Donald Trump is in the soup again, this time for appearing to reject the World Health Organisation’s estimate for the death rate from coronavirus (Covid-19): 3.4 per cent. 'I think the 3.4 per cent is really a false number,' he said on Thursday before adding that he had a ‘hunch’ that the real death rate is less than one per cent. Twitter, needless to say, immediately went into meltdown, the most polite response was to call him ‘irresponsible’.

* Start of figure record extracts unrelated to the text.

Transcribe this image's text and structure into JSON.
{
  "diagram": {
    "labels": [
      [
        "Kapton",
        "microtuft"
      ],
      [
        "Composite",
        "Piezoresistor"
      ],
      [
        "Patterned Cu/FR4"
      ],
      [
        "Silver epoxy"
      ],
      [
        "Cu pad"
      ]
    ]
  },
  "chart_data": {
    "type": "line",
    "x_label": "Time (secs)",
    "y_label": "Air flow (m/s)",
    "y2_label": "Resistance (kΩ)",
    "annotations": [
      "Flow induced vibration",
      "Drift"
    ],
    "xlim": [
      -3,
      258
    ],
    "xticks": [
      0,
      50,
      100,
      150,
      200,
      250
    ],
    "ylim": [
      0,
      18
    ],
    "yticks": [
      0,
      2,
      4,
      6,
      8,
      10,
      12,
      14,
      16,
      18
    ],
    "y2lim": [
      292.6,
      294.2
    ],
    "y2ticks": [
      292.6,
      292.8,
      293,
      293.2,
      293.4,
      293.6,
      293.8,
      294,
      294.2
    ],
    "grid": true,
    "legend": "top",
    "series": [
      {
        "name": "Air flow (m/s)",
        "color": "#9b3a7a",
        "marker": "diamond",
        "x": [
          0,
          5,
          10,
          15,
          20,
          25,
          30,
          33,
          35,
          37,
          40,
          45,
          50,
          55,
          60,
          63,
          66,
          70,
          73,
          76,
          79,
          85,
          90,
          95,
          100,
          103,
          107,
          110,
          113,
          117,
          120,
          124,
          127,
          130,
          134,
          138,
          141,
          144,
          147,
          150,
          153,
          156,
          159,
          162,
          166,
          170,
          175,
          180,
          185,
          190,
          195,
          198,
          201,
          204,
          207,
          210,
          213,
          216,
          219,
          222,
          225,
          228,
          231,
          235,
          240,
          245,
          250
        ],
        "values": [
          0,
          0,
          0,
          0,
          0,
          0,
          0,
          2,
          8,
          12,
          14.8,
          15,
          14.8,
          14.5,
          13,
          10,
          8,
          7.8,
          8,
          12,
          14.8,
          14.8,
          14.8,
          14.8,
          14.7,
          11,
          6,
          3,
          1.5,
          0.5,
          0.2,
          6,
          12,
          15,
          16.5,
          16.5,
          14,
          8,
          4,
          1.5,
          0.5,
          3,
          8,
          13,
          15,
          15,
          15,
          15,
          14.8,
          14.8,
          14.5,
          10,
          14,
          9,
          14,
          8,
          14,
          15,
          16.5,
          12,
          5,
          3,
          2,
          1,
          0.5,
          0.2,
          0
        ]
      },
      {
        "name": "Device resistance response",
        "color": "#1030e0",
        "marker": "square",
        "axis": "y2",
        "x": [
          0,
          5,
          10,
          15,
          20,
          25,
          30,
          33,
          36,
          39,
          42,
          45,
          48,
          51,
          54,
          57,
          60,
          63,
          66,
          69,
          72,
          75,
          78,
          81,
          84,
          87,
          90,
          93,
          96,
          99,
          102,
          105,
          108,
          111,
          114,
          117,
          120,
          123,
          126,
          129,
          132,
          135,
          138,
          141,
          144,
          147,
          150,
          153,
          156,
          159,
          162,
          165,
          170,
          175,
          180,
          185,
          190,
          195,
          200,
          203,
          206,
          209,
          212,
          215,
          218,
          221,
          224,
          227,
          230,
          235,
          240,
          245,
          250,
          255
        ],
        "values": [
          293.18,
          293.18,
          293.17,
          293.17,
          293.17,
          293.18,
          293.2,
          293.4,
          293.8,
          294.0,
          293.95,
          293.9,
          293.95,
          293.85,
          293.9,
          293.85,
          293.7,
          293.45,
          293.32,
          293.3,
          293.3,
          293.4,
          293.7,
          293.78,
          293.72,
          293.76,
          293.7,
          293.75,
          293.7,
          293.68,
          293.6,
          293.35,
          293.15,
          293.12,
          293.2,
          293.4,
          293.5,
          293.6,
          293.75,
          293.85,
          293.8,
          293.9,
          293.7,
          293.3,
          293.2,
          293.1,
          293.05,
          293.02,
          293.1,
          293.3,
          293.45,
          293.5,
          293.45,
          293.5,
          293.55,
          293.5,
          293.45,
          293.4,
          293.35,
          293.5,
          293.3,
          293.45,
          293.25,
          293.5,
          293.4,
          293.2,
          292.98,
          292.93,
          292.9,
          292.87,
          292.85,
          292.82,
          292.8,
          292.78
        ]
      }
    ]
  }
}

Trump is not quite the person I would call upon for insight into matters relating to virology. He does, of course, have a reputation for shooting from the hip, yet his reasoning on this is more sound than many of his critics would admit. Indeed, the WHO itself was at pains to stress that it’s 3.4 per cent figure was not really an accurate mortality rate – it is simply the number of deaths divided by the number of confirmed cases. The problem is that while deaths from coronavirus are almost certain to be recorded, many mild cases of the disease will not have found their way into official figures. Some people, who suffer no more than the effects of a cold, may not even suspect they have the disease. Others may wonder whether they have it, but will self-isolate and not report their condition to a doctor.
Professor Neil Ferguson of Imperial College was on the radio on Thursday making exactly this point. Referring to the outbreak in Italy he said: 'for every person who dies we think there might be 100 or over 200 people infected.' If he is right, that would give a death rate of one per cent or less – exactly as Trump has claimed. Another guide is a Chinese report last week which claimed that the death rate from Covid-19 in Hubei province has been 2.9 per cent, but outside Hubei province the death rate was only 0.4 per cent. Again, one wonders how many of the early sufferers of the disease – who contracted it before it was identified as a novel virus – were aware of what they had contracted, which might explain why the measured death rate in Hubei Province, where the disease began, is so much higher.
There is a negative aspect to this: the number of people globally who have contracted Covid-19 is almost certainly higher than the 100,000 measured by WHO. These people may be spreading the disease without being aware they even have it. But no, 3.4 per cent – which is in danger now of entering common currency -- is unlikely to an accurate mortality rate. Covid-19 is not the bubonic plague (a disease believed to have killed around half those who contracted it). The US president is not wrong to call out those who seem to delight in making out that it is a grave threat to civilisation.